Here’s the Financial Times:

As bank runs spread, it has become clear that anyone who questions a government rescue for those caught underfoot will be tarred as a latter-day liquidationist, like those who advised Herbert Hoover to let businesses fail after the crash of 1929.

Liquidationist is now challenging fascist as the most inaccurately thrown insult in politics.

The new consensus in the “respectable” media seems to be roughly the following:

1. Billionaires should be free to move deposits from one bank to another by pushing a few buttons on an iPhone, merely in response to rumors of balance sheet problems.

2.  Even though billionaires have been repeatedly told that deposits above $250,000 are not insured by FDIC, there should be special taxpayer funded bailouts of billion dollar deposits anytime a recklessly undiversified bank gets into trouble.

3.  Anyone who claims that billionaires should be held accountable for their actions is an anti-social “liquidationist”.

Unfortunately, the term “liquidationist” conflates two completely unrelated claims:

1.  The view that firms going bankrupt should not be bailed out by the government.

2.  The view that central banks should not inject large quantities of liquidity if that is necessary to prevent a fall in NGDP.

I am a liquidationist in the first sense of the term, but not the second.

BTW, there are recent articles by Tyler Cowen and Clive Crook suggesting that occasional banking instability is almost inevitable, at least if we wish to have a financial system that finances investment.  I don’t actually disagree with most of the specific points made in these two Bloomberg columns, but I worry about the framing.  Yes, banking instability is almost inevitable, but the quantity of banking instability is very much related to the type of banking system, which is a product of regulation.  Thus while Tyler is right that “regulation” cannot fix the problem created by moral hazard, he somewhat glosses over the role of regulation in creating moral hazard.  
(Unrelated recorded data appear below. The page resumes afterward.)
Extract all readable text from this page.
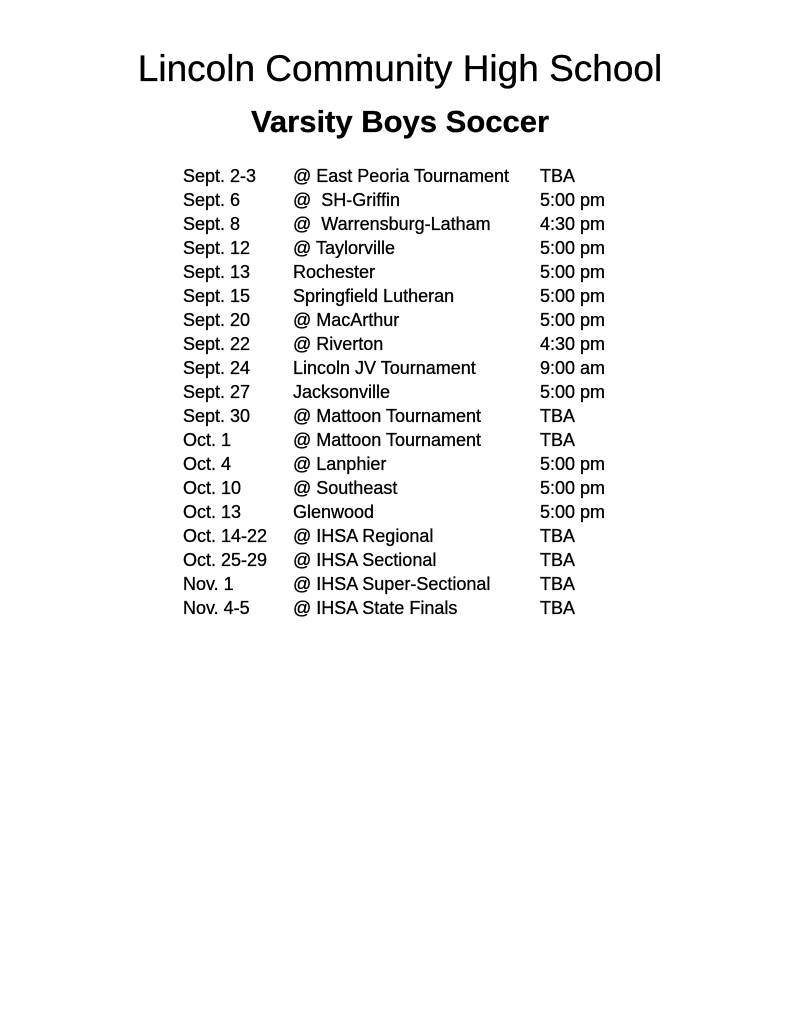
Lincoln Community High School
Varsity Boys Soccer
Sept. 2-3	@ East Peoria Tournament	TBA
Sept. 6	@  SH-Griffin	5:00 pm
Sept. 8	@  Warrensburg-Latham	4:30 pm
Sept. 12	@ Taylorville	5:00 pm
Sept. 13	Rochester	5:00 pm
Sept. 15	Springfield Lutheran	5:00 pm
Sept. 20	@ MacArthur	5:00 pm
Sept. 22	@ Riverton	4:30 pm
Sept. 24	Lincoln JV Tournament	9:00 am
Sept. 27	Jacksonville	5:00 pm
Sept. 30	@ Mattoon Tournament	TBA
Oct. 1	@ Mattoon Tournament	TBA
Oct. 4	@ Lanphier	5:00 pm
Oct. 10	@ Southeast	5:00 pm
Oct. 13	Glenwood	5:00 pm
Oct. 14-22	@ IHSA Regional	TBA
Oct. 25-29	@ IHSA Sectional	TBA
Nov. 1	@ IHSA Super-Sectional	TBA
Nov. 4-5	@ IHSA State Finals	TBA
The US banking system has frequent banking crises, while the Canadian system does not.  That’s not because Canada got lucky.  Canada’s system is less susceptible to moral hazard for a very good reason.  It lacks the thousands of small and mid-sized undiversified banks seen in the US.  Those structural differences are due to different regulatory framework.  Our regulations strongly encouraged the formation of small and mid-sized regional banks, making our system fragile.  Canada is quite comfortable having a system dominated by large highly diversified banks.

Given enough time, even Canada may eventually face some sort of banking problems.  But it is almost certain that the US will continue to experience much more frequent banking crises than Canada.  If Congress wishes to find a culprit then they merely need to look in the mirror.  This is the system Congress created, and the one they are trying to entrench with even more misguided regulations.

At one point Tyler says:

“To be clear, I am not arguing for zero regulation.”

I am arguing for zero regulation, if zero regulation also means no FDIC and no anti-trust actions against bank mergers.